Most of the bullets entered his back.
It was claimed they were fired as he lay injured on the ground
Noel Phillips, 20, was shot as he stood opposite an army base
Joseph Murphy, 41, was shot as he stood opposite an army base
He claimed to have been beaten and shot again in hospital while in the custody of officers
Edward Doherty, 28, was shot while walking along a road
John Laverty, 20, and Joseph Corr, 43, was shot at separate points at the top of the same road
John McKerr, 49, was shot outside a Catholic church
There was not enough evidence to determine where the shot that killed him came from, nor whether it was fired by the military or paramilitaries
He died of his injuries nine days later on August 20
Ms Quinn said the inquest process was often distressing for the families.
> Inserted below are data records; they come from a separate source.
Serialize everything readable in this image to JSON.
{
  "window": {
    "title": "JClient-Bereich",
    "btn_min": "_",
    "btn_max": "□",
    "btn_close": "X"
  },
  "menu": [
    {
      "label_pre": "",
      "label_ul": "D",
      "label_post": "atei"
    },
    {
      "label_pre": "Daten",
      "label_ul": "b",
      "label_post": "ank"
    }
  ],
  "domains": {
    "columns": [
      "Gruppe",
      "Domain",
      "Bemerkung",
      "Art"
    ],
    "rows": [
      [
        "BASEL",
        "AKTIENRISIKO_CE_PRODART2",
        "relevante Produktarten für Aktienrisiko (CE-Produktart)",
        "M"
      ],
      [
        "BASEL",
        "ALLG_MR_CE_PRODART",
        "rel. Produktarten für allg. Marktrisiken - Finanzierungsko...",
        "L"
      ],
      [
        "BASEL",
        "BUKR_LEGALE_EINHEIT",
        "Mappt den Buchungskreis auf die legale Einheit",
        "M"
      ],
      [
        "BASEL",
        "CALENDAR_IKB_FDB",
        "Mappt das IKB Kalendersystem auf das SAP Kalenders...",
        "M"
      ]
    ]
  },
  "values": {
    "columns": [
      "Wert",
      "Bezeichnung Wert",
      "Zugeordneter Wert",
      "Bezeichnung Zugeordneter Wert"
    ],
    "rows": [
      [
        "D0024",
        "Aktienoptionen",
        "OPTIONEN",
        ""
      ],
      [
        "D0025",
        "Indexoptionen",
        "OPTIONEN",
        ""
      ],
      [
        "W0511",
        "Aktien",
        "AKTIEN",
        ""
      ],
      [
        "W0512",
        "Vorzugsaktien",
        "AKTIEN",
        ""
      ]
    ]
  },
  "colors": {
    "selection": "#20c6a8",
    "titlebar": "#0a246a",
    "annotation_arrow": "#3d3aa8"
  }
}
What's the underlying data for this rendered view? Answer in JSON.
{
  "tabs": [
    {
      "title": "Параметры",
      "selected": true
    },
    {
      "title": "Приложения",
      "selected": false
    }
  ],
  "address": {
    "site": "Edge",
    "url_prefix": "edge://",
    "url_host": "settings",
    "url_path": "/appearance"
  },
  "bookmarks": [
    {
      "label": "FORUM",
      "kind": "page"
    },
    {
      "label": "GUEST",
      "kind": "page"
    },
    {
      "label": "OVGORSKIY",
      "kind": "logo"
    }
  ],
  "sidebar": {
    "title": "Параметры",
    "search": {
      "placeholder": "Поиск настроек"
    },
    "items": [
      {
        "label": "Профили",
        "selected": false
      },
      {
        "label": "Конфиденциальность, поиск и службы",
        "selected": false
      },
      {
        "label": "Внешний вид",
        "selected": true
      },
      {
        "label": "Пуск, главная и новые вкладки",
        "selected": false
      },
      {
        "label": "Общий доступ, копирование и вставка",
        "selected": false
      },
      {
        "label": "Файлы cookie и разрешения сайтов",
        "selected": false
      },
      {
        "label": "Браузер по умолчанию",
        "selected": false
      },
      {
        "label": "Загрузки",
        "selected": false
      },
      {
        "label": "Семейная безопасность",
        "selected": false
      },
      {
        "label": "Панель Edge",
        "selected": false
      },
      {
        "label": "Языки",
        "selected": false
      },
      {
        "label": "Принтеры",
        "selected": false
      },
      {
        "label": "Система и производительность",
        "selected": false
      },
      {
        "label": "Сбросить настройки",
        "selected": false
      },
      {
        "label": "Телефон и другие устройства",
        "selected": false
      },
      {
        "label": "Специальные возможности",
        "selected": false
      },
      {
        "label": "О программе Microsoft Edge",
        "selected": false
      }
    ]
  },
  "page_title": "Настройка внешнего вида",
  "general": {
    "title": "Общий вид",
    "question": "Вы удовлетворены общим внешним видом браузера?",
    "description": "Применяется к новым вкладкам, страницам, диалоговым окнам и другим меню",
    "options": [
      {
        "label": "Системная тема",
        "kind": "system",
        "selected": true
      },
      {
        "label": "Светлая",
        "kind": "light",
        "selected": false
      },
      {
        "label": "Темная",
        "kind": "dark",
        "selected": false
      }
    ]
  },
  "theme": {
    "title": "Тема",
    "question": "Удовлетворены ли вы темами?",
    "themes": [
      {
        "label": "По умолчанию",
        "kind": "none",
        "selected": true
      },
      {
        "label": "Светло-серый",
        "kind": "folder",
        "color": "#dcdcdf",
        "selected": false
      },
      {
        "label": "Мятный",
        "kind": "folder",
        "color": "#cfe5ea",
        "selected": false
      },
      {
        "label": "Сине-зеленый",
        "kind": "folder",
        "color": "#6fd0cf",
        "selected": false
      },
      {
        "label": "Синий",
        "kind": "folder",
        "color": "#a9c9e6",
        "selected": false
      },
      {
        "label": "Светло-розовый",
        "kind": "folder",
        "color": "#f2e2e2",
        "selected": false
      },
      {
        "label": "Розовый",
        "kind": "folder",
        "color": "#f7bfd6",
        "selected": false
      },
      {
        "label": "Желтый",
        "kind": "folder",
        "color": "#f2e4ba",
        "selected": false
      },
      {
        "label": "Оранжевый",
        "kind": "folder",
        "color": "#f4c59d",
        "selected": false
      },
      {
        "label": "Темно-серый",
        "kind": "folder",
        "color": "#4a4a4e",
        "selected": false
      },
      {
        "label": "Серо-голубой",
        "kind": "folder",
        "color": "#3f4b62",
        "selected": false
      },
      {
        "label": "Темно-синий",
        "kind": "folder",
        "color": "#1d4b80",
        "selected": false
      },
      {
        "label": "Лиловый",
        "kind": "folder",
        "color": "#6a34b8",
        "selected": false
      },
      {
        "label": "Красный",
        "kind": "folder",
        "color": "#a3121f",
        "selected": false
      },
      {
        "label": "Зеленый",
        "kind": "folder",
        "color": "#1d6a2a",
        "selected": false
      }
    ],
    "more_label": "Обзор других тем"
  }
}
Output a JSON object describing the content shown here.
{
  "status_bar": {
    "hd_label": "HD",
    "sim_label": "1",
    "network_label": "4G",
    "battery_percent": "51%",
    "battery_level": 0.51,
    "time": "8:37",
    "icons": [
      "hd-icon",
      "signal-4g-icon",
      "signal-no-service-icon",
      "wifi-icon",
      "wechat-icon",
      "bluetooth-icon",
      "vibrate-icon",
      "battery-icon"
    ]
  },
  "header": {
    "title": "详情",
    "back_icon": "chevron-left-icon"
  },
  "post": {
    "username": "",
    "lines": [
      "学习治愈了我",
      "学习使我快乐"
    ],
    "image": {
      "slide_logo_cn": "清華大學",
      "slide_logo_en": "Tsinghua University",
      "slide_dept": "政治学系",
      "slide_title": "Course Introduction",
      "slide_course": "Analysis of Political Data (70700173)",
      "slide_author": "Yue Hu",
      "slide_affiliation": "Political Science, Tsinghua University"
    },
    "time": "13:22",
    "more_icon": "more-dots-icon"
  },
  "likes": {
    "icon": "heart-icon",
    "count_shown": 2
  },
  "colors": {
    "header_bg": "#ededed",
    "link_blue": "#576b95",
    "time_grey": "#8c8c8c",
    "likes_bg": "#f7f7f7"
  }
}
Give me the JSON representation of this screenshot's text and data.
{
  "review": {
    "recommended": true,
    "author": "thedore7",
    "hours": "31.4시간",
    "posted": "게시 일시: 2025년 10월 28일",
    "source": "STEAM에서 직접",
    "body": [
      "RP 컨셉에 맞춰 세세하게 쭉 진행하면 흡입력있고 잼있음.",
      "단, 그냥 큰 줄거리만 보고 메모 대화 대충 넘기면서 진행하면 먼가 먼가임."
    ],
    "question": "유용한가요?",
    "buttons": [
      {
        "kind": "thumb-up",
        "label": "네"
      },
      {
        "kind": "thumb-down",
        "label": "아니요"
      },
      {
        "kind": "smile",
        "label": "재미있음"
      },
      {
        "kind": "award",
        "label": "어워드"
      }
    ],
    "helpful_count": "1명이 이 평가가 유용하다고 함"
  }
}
‘It was the attitude of some of the soldiers who were asked about things but said they couldn’t remember. That was right down the line,’ she added.
‘There are other families who haven’t had any kind of recognition, their loved ones were murdered one day and then nothing happened.
‘The Stormont House Agreement is there, the mechanisms are there, but people can’t move on and they are stuck in the past because there has never been any accountability for what happened.
‘There was a letter sent to Irish Government from people from all walks who lost someone in the conflict but that still needs some kind of accountability.
‘That needs to be addressed. The Stormont House Agreement needs to be implemented and the Prime Minister needs to be told firmly there is no amnesty on the table for soldiers.’
John Teggart, whose father Danny was shot by a soldier in August 1971, said that if a proper investigation had been carried out at the time of the deaths, it would have saved other lives.
He added: ‘If the courts were more sympathetic to the families without taking the word of the Army at the time, if things were done differently in the courts and they were held accountable, things would have been different.
‘We corrected history and vindicated their good names. We hope the same help and resources and the same laws were available to others.’
Mr Teggart, who was 11 when his father was killed, described the years after his death, saying: ‘It was very hard. I grew up really angry about what happened.
‘I would have herd my mummy crying at night-time. My family was split up to try and help in some way. We were sharing the pain and that continued through life.’
Ms Quinn, who was eight when her brother was killed, said: ‘There was nightly raids at our homes because that is what the Army did. They targeted the homes of the people that were murdered, they targeted them to try and keep us quiet and demonise us.
‘It was another way to try and keep the families down.
‘My mother was never the same again after that. It has had a lasting impact on my life.
‘I am very conscious of where my children are, who are adults now, and I am very alert and anxious. The rest of my siblings were never the same again and never lived the lives they should have lived.
‘I get sometimes very angry because not only did they murder my brother, they destroyed an entire family. I watched my mummy slowly die in front of me and my dad died of a broken heart.
‘Our loved ones were innocent but we need prosecutions and investigations. We will never move on.